G.C. Il personaggio della protagonista è molto interessante, sono d’accordo. A volte sembra riaffiorino in lei alcuni guizzi di solidarietà nei confronti degli immigrati, altre volte invece sembra lasciar emergere in tutta la sua durezza il cinismo necessario ad affrontare i mille ostacoli – la burocrazia, gli uffici di collocamento, la criminalità organizzata – che si parano sul suo cammino. Tanto che a volte è perfino spietata, Angie: come quando chiama la polizia per far sgombrare un campo nomadi solo perché ha bisogno di molte roulotte libere per “stoccare” alcune decine di manovali ucraini che deve tenere fermi per un po’ di tempo prima di impiegarli in un nuovo lavoro nero. Ed è proprio questa sua ambiguità di fondo, questo suo oscillare tra la ferocia più cruda e la pietas creaturale, a farne un personaggio sfaccettato e complesso, pieno di contraddizioni e di sfumature.
S.S. Angie è una persona capace e intelligente. Tanto intelligente che riesce a essere spietata senza mai apparire cinica. Neppure quando si adegua alle “regole” del mercato e tratta i lavoratori come se fossero rubinetti da aprire e chiudere a suo piacere. In quel contesto, è assolutamente sola: non c’è lo Stato che intervenga a limitare e correggere il mercato, e a difendere i giovani imprenditori come Angie.

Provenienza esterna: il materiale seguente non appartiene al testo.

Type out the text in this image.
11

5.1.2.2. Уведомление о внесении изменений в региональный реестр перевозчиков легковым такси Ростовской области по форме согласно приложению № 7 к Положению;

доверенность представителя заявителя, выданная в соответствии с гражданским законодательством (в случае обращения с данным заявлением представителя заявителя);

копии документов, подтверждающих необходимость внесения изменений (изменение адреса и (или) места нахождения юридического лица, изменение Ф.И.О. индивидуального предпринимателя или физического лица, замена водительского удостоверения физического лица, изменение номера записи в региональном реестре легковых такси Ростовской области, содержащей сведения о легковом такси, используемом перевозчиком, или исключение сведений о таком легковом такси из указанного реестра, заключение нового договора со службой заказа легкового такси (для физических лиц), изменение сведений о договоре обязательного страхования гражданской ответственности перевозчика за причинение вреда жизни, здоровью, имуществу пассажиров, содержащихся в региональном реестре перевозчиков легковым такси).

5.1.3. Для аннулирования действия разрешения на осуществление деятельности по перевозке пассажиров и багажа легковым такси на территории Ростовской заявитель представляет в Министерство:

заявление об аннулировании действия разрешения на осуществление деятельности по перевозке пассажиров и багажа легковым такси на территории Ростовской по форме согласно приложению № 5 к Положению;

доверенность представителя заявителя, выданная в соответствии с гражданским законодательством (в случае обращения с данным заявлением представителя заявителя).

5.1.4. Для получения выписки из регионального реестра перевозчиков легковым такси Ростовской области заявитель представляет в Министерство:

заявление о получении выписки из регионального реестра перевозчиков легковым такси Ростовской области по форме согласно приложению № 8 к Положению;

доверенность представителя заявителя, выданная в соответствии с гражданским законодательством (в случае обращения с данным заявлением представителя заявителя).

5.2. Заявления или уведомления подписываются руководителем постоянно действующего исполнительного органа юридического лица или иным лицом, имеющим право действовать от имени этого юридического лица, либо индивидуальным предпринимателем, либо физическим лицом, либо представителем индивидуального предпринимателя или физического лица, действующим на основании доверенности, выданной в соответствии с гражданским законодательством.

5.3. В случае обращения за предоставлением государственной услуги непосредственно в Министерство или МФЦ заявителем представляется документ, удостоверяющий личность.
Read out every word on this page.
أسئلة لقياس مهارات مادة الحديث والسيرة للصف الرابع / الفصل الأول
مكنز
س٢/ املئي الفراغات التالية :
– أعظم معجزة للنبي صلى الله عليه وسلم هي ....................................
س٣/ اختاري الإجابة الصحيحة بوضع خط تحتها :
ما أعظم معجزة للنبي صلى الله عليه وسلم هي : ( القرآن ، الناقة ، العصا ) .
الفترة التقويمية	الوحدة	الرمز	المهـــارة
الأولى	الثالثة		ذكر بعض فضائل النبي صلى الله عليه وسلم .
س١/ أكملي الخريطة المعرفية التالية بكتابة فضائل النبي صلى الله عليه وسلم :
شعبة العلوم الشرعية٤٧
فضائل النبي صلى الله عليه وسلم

Sola e indifesa, alle prese con un cambiamento feroce, ma assolutamente determinata a non mollare…
G.C. In questo, sono d’accordo, Angie incarna alcuni tratti peculiari dell’imprenditoria vincente. Se la porti al limite della sopravvivenza, diventa spietata, passa sopra ai valori e alla solidarietà nel nome di un non dichiarato ma evidentissimo egoismo imprenditoriale. Penso anche solo a come ossessivamente Angie cerchi un ufficio dignitoso per lavorare, come se la sola idea di passare dalla strada a un ufficio portasse con sé un capitale indiscutibile di significazione sociale.
S.S. Certo: Angie si vuole riscattare. Ad ogni costo. Infatti, non è turbata più di tanto dall’idea di fare agli altri le stesse cose che in precedenza erano state fatte a lei. Ma sono le circostanze ambientali in cui si trova ad operare che la rendono, per certi versi, manigolda. In questo senso il film di Loach è chiarissimo: l’attività imprenditoriale non si svolge mai in astratto, in un teatro neutro, ma in un habitat e in un contesto socio-geografico ben determinati e capaci di condizionare anche l’operatività e perfino lo stile dell’imprenditorialità. La cosa più interessante del film di Loach è che non giudica la protagonista, non la assolve né la condanna. Piuttosto la osserva, la scruta, la segue, e lascia che siamo poi noi a trarne le eventuali e dovute conseguenze.